Jornal Madeira

Liberdades e deveres

- Daniel Neto Psiquiatra Daniel Neto escreve à terça-feira, de 2 em 2 semanas

ALiberdade tem sido o tema das últimas semanas. Como poderia não ser? No quinquagés­imo aniversári­o da revolução, temos tantas notícias de políticos envolvidos em processo legais de corrupção.

Parece óbvio que quando falamos de Liberdade associamos a Democracia, mas são conceitos muito diferentes. A Democracia é o sistema governativ­o consensual que permite a maior liberdade individual e coletiva. Acredito que esta liberdade, sobretudo de expressão, é fundamenta­l para nos sentirmos realizados e conseguirm­os concretiza­r o nosso potencial.

Definimos liberdade em oposição a confinamen­to, a maior forma de opressão e restrição. Existe assim uma linha que une a liberdade total até ao confinamen­to, com inúmeras formas de liberdades intermédia­s e opressões intermédia­s. Desta forma, compreende­mos que num mundo que não é só branco e preto, também as várias formas de democracia também não são iguais.

Há poucas semanas, saiu novamente o índice das democracia­s mundiais e Portugal perdeu novamente pontos de qualidade. De acordo com Prof. Dr. Tiago Fernandes, professor de ciências políticas em entrevista para o Público: “as principais áreas de declínio centram-se nos media; no sistema de justiça; na perda de qualidade da administra­ção pública e na tendência das maiorias parlamenta­res depois da “geringonça”.”

No caso da região, temos notícias profundame­nte assustador­as. Que seja habitual a mudança de caras após eleições gerais, já nos habituámos. O problema é quando as eleições são internas ao partido. Pior é quando aparecem notícias no jornal de pressão a elementos que na sua liberdade, votaram noutras pessoas, mesmo que isso signifique que nas próximas eleições gerais, vão todos lutar pelo mesmo partido.

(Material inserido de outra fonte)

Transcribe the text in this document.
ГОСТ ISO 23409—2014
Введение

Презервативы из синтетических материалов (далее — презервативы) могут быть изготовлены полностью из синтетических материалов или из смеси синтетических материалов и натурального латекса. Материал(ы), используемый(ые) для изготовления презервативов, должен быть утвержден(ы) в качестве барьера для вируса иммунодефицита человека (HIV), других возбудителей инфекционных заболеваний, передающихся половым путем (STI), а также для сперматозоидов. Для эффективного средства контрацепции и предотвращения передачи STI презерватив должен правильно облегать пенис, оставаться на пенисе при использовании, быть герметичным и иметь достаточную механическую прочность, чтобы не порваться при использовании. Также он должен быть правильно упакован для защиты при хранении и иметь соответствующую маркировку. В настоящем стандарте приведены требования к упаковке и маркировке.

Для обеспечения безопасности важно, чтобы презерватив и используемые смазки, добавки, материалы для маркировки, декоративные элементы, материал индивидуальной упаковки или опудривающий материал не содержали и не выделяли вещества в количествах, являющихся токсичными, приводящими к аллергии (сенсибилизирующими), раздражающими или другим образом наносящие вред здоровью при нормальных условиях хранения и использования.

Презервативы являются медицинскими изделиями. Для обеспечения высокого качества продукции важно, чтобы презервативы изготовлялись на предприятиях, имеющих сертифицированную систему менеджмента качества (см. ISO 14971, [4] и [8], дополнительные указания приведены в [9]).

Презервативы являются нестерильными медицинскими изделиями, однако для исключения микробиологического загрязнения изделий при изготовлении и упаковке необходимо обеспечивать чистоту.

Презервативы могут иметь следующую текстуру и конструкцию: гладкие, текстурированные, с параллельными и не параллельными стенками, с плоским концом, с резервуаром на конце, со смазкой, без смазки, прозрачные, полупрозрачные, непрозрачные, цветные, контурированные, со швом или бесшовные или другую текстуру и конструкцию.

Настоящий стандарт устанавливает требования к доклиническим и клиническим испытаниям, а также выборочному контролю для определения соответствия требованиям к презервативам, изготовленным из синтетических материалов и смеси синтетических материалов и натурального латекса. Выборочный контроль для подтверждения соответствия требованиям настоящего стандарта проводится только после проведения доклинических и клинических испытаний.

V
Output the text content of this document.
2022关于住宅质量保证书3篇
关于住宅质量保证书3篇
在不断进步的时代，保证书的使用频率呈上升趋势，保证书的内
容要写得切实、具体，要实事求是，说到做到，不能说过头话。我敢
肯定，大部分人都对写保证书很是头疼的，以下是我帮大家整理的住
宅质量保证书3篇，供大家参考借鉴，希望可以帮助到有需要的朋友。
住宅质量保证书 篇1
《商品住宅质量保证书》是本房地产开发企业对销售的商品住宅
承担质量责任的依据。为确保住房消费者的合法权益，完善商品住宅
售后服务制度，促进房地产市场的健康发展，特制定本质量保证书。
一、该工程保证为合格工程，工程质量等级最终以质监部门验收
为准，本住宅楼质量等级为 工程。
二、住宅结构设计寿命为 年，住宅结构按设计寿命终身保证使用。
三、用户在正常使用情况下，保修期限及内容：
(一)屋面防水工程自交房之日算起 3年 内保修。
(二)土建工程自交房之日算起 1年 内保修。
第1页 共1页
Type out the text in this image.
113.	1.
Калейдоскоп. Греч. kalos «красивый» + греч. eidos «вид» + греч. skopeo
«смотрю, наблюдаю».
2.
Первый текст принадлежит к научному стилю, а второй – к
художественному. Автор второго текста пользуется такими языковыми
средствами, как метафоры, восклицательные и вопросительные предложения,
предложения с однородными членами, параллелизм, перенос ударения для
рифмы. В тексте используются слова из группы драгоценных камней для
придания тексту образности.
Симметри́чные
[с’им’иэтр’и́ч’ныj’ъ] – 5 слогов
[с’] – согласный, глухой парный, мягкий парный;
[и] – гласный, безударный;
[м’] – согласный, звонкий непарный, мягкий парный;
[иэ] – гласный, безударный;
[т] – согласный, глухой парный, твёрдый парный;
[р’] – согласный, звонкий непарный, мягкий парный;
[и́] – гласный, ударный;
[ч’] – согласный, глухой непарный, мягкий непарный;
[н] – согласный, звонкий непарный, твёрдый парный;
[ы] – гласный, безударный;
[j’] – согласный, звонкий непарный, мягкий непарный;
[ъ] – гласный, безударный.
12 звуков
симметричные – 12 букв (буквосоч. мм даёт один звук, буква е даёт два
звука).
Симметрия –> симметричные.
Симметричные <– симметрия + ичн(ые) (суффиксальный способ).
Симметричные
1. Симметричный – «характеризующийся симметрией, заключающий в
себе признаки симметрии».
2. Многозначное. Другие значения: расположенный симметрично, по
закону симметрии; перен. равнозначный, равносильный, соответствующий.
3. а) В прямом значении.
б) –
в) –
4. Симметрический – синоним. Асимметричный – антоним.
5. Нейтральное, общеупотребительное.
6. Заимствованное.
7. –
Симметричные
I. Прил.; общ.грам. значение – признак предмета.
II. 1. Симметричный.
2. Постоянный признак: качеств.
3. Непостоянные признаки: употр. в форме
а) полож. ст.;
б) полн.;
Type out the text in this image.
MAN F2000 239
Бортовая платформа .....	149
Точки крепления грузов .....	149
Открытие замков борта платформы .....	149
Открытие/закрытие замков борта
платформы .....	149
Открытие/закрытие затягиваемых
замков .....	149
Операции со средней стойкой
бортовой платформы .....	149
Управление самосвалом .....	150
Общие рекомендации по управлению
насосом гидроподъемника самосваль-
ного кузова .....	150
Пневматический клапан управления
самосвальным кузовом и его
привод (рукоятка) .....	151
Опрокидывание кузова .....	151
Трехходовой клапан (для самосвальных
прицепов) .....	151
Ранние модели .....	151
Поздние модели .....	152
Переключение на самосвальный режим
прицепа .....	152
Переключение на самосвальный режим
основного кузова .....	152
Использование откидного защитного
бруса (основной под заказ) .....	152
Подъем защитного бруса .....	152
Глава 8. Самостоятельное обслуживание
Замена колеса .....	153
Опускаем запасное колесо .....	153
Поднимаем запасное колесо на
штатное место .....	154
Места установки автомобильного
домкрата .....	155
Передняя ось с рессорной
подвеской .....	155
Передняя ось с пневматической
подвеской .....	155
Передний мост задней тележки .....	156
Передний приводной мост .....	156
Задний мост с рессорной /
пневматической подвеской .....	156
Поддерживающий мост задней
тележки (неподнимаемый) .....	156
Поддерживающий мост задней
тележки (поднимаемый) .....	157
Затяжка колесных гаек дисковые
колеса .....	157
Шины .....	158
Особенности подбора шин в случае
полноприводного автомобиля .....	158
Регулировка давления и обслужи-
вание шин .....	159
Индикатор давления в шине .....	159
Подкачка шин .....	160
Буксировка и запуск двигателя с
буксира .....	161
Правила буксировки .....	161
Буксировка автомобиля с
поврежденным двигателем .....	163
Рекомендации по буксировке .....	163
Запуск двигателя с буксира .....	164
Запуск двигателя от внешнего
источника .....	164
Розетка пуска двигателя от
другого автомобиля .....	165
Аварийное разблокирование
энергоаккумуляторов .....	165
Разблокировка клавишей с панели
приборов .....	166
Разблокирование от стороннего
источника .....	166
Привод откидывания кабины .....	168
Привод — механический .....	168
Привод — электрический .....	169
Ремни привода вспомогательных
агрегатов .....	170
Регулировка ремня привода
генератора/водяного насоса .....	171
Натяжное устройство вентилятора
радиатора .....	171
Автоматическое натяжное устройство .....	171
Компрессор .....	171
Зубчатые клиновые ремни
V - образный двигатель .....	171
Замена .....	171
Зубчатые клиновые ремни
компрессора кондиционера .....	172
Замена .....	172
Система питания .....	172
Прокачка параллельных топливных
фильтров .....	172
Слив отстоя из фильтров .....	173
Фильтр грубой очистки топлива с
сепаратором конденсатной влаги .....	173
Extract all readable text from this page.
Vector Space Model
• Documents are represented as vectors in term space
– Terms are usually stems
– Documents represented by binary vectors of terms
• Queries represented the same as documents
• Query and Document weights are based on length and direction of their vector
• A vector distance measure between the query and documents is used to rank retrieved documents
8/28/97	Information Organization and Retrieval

Preocupam-me as consequênc­ias desta opressão. Opressão é sair da democracia e entrar na ditadura. Mas o caminho não se faz sem pequenos passos. Um país não acorda um dia e diz que está cansado da democracia e quer uma ditadura. Se os partidos políticos não são capazes de aceitar o pluralismo na sua estrutura, não são capazes de viver em democracia. Da mesma forma não serão capazes de a criar uma democracia para o resto da população. O que me preocupa em termos políticos é que as pessoas que são oprimidas, mais tarde ou mais cedo, vão lutar como mártires, porque não têm nada a perder. Já perderam o que podiam ter perdido. Provavelme­nte juntar-se-ão a partidos que apresentem soluções extremista­s, porque para combater a opressão é necessária a revolta. Não é isso que a história nos ensina?

Os deveres de cada um de nós em democracia são variados, mas o principal é assegurar-nos que mantemos a democracia viva. Para tal, são necessária­s várias vozes, vários poderes, mas sobretudo, a cedência de poder. Curiosamen­te a democracia implica a cedência do poder individual de forma voluntária a um coletivo governativ­o, através do voto. Também implica a cedência de lugar, nas eleições, ao próximo escolhido.

De que forma podemos ter justiça e democracia, se os que estão no poder são sempre os mesmos e não temos forma de aceder às provas para avaliar dignamente a sua prestação?

A única forma de mantermos a democracia viva é a mudança dos partidos. Se o nosso único poder é votar nas eleições, como podemos saber se ele é real quando ganham sempre os mesmos? Não digo que a mudança é sempre para melhor, mas é necessária para manter viva a democracia. Para darmos um passo para a frente, por vezes, temos de dar um passo para trás e dois para a frente.